Compositional and Transitive Reasoning During Class Abstraction
Authors: Alexander Egyed
Class diagrams are among the most widely used object-oriented design techniques. They are effective in modeling the structure of software systems at any stages of the software life cycle. Still, class diagrams can become as complex and overwhelming as the software systems they describe. This paper describes a technique for abstracting lower-level class structures into higher-level ones by ‘collapsing’ lower-level class patterns into single, higher-level classes and relationships. This paper is an extension to an existing technique that re-interprets the transitive meaning of lower-level classes into higher-level relationships (relational reasoning). The existing technique is briefly summarized.

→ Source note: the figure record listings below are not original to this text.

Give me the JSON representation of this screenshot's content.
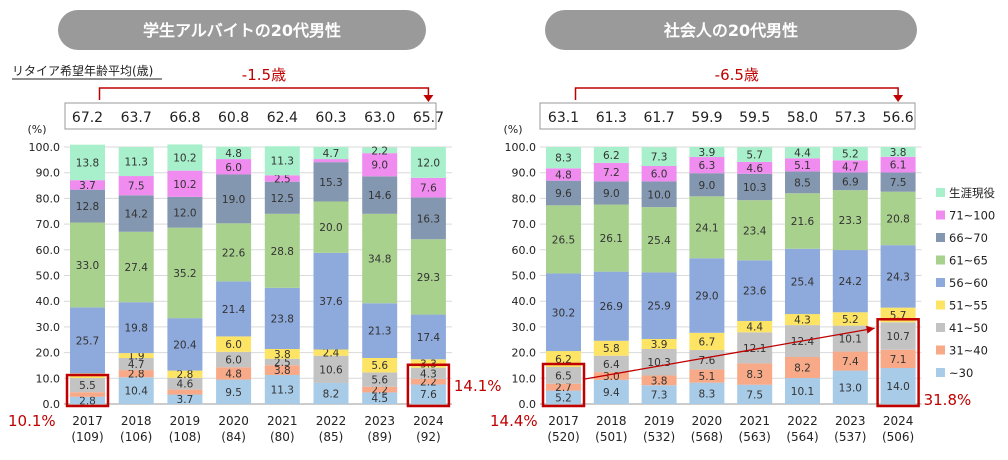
{
  "colors": {
    "pill": "#9a9a9a",
    "highlight": "#c00000",
    "grid": "#d9d9d9",
    "axis": "#999999",
    "segments": [
      "#a8cbe8",
      "#f7a988",
      "#c3c3c3",
      "#fde464",
      "#8ea9db",
      "#a9d18e",
      "#8497b0",
      "#f08cf0",
      "#a8f0cc"
    ]
  },
  "chart_data": [
    {
      "type": "stacked_bar",
      "title": "学生アルバイトの20代男性",
      "subtitle": "リタイア希望年齢平均(歳)",
      "ylabel": "(%)",
      "ylim": [
        0,
        100
      ],
      "yticks": [
        "0.0",
        "10.0",
        "20.0",
        "30.0",
        "40.0",
        "50.0",
        "60.0",
        "70.0",
        "80.0",
        "90.0",
        "100.0"
      ],
      "categories": [
        "2017",
        "2018",
        "2019",
        "2020",
        "2021",
        "2022",
        "2023",
        "2024"
      ],
      "sample_sizes": [
        "(109)",
        "(106)",
        "(108)",
        "(84)",
        "(80)",
        "(85)",
        "(89)",
        "(92)"
      ],
      "avg_retire_age": [
        "67.2",
        "63.7",
        "66.8",
        "60.8",
        "62.4",
        "60.3",
        "63.0",
        "65.7"
      ],
      "change_label": "-1.5歳",
      "highlight_2017": "10.1%",
      "highlight_2024": "14.1%",
      "series": [
        {
          "name": "~30",
          "values": [
            2.8,
            10.4,
            3.7,
            9.5,
            11.3,
            8.2,
            4.5,
            7.6
          ],
          "labels": [
            "2.8",
            "10.4",
            "3.7",
            "9.5",
            "11.3",
            "8.2",
            "4.5",
            "7.6"
          ]
        },
        {
          "name": "31~40",
          "values": [
            1.8,
            2.8,
            1.9,
            4.8,
            3.8,
            0.0,
            2.2,
            2.2
          ],
          "labels": [
            "",
            "2.8",
            "",
            "4.8",
            "3.8",
            "",
            "2.2",
            "2.2"
          ]
        },
        {
          "name": "41~50",
          "values": [
            5.5,
            4.7,
            4.6,
            6.0,
            2.5,
            10.6,
            5.6,
            4.3
          ],
          "labels": [
            "5.5",
            "4.7",
            "4.6",
            "6.0",
            "2.5",
            "10.6",
            "5.6",
            "4.3"
          ]
        },
        {
          "name": "51~55",
          "values": [
            1.8,
            1.9,
            2.8,
            6.0,
            3.8,
            2.4,
            5.6,
            3.3
          ],
          "labels": [
            "",
            "1.9",
            "2.8",
            "6.0",
            "3.8",
            "2.4",
            "5.6",
            "3.3"
          ]
        },
        {
          "name": "56~60",
          "values": [
            25.7,
            19.8,
            20.4,
            21.4,
            23.8,
            37.6,
            21.3,
            17.4
          ],
          "labels": [
            "25.7",
            "19.8",
            "20.4",
            "21.4",
            "23.8",
            "37.6",
            "21.3",
            "17.4"
          ]
        },
        {
          "name": "61~65",
          "values": [
            33.0,
            27.4,
            35.2,
            22.6,
            28.8,
            20.0,
            34.8,
            29.3
          ],
          "labels": [
            "33.0",
            "27.4",
            "35.2",
            "22.6",
            "28.8",
            "20.0",
            "34.8",
            "29.3"
          ]
        },
        {
          "name": "66~70",
          "values": [
            12.8,
            14.2,
            12.0,
            19.0,
            12.5,
            15.3,
            14.6,
            16.3
          ],
          "labels": [
            "12.8",
            "14.2",
            "12.0",
            "19.0",
            "12.5",
            "15.3",
            "14.6",
            "16.3"
          ]
        },
        {
          "name": "71~100",
          "values": [
            3.7,
            7.5,
            10.2,
            6.0,
            2.5,
            1.2,
            9.0,
            7.6
          ],
          "labels": [
            "3.7",
            "7.5",
            "10.2",
            "6.0",
            "2.5",
            "",
            "9.0",
            "7.6"
          ]
        },
        {
          "name": "生涯現役",
          "values": [
            13.8,
            11.3,
            10.2,
            4.8,
            11.3,
            4.7,
            2.2,
            12.0
          ],
          "labels": [
            "13.8",
            "11.3",
            "10.2",
            "4.8",
            "11.3",
            "4.7",
            "2.2",
            "12.0"
          ]
        }
      ]
    },
    {
      "type": "stacked_bar",
      "title": "社会人の20代男性",
      "ylabel": "(%)",
      "ylim": [
        0,
        100
      ],
      "yticks": [
        "0.0",
        "10.0",
        "20.0",
        "30.0",
        "40.0",
        "50.0",
        "60.0",
        "70.0",
        "80.0",
        "90.0",
        "100.0"
      ],
      "categories": [
        "2017",
        "2018",
        "2019",
        "2020",
        "2021",
        "2022",
        "2023",
        "2024"
      ],
      "sample_sizes": [
        "(520)",
        "(501)",
        "(532)",
        "(568)",
        "(563)",
        "(564)",
        "(537)",
        "(506)"
      ],
      "avg_retire_age": [
        "63.1",
        "61.3",
        "61.7",
        "59.9",
        "59.5",
        "58.0",
        "57.3",
        "56.6"
      ],
      "change_label": "-6.5歳",
      "highlight_2017": "14.4%",
      "highlight_2024": "31.8%",
      "legend": [
        "生涯現役",
        "71~100",
        "66~70",
        "61~65",
        "56~60",
        "51~55",
        "41~50",
        "31~40",
        "~30"
      ],
      "series": [
        {
          "name": "~30",
          "values": [
            5.2,
            9.4,
            7.3,
            8.3,
            7.5,
            10.1,
            13.0,
            14.0
          ],
          "labels": [
            "5.2",
            "9.4",
            "7.3",
            "8.3",
            "7.5",
            "10.1",
            "13.0",
            "14.0"
          ]
        },
        {
          "name": "31~40",
          "values": [
            2.7,
            3.0,
            3.8,
            5.1,
            8.3,
            8.2,
            7.4,
            7.1
          ],
          "labels": [
            "2.7",
            "3.0",
            "3.8",
            "5.1",
            "8.3",
            "8.2",
            "7.4",
            "7.1"
          ]
        },
        {
          "name": "41~50",
          "values": [
            6.5,
            6.4,
            10.3,
            7.6,
            12.1,
            12.4,
            10.1,
            10.7
          ],
          "labels": [
            "6.5",
            "6.4",
            "10.3",
            "7.6",
            "12.1",
            "12.4",
            "10.1",
            "10.7"
          ]
        },
        {
          "name": "51~55",
          "values": [
            6.2,
            5.8,
            3.9,
            6.7,
            4.4,
            4.3,
            5.2,
            5.7
          ],
          "labels": [
            "6.2",
            "5.8",
            "3.9",
            "6.7",
            "4.4",
            "4.3",
            "5.2",
            "5.7"
          ]
        },
        {
          "name": "56~60",
          "values": [
            30.2,
            26.9,
            25.9,
            29.0,
            23.6,
            25.4,
            24.2,
            24.3
          ],
          "labels": [
            "30.2",
            "26.9",
            "25.9",
            "29.0",
            "23.6",
            "25.4",
            "24.2",
            "24.3"
          ]
        },
        {
          "name": "61~65",
          "values": [
            26.5,
            26.1,
            25.4,
            24.1,
            23.4,
            21.6,
            23.3,
            20.8
          ],
          "labels": [
            "26.5",
            "26.1",
            "25.4",
            "24.1",
            "23.4",
            "21.6",
            "23.3",
            "20.8"
          ]
        },
        {
          "name": "66~70",
          "values": [
            9.6,
            9.0,
            10.0,
            9.0,
            10.3,
            8.5,
            6.9,
            7.5
          ],
          "labels": [
            "9.6",
            "9.0",
            "10.0",
            "9.0",
            "10.3",
            "8.5",
            "6.9",
            "7.5"
          ]
        },
        {
          "name": "71~100",
          "values": [
            4.8,
            7.2,
            6.0,
            6.3,
            4.6,
            5.1,
            4.7,
            6.1
          ],
          "labels": [
            "4.8",
            "7.2",
            "6.0",
            "6.3",
            "4.6",
            "5.1",
            "4.7",
            "6.1"
          ]
        },
        {
          "name": "生涯現役",
          "values": [
            8.3,
            6.2,
            7.3,
            3.9,
            5.7,
            4.4,
            5.2,
            3.8
          ],
          "labels": [
            "8.3",
            "6.2",
            "7.3",
            "3.9",
            "5.7",
            "4.4",
            "5.2",
            "3.8"
          ]
        }
      ]
    }
  ]
}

The extensions proposed in this paper are two-fold: This paper augments the set of abstraction rules to also collapse class patterns into higher- level classes (compositional reasoning). While this augmentation is simple and in sync with traditional views of refinement and abstraction, it has drawbacks in defining class features like methods and attributes. This paper thus also demonstrates how to filter low-level class features during abstraction. Our approach requires some human guidance in deciding when to use compositional or relational reasoning but is otherwise fully automated. Our approach is conservative in its results guaranteeing completeness but at the expense of some false positives (i.e., the filter errs in favor of not eliminating in case of doubt). The proposed technique is applicable to model understanding, inconsistency detection, and reverse engineering.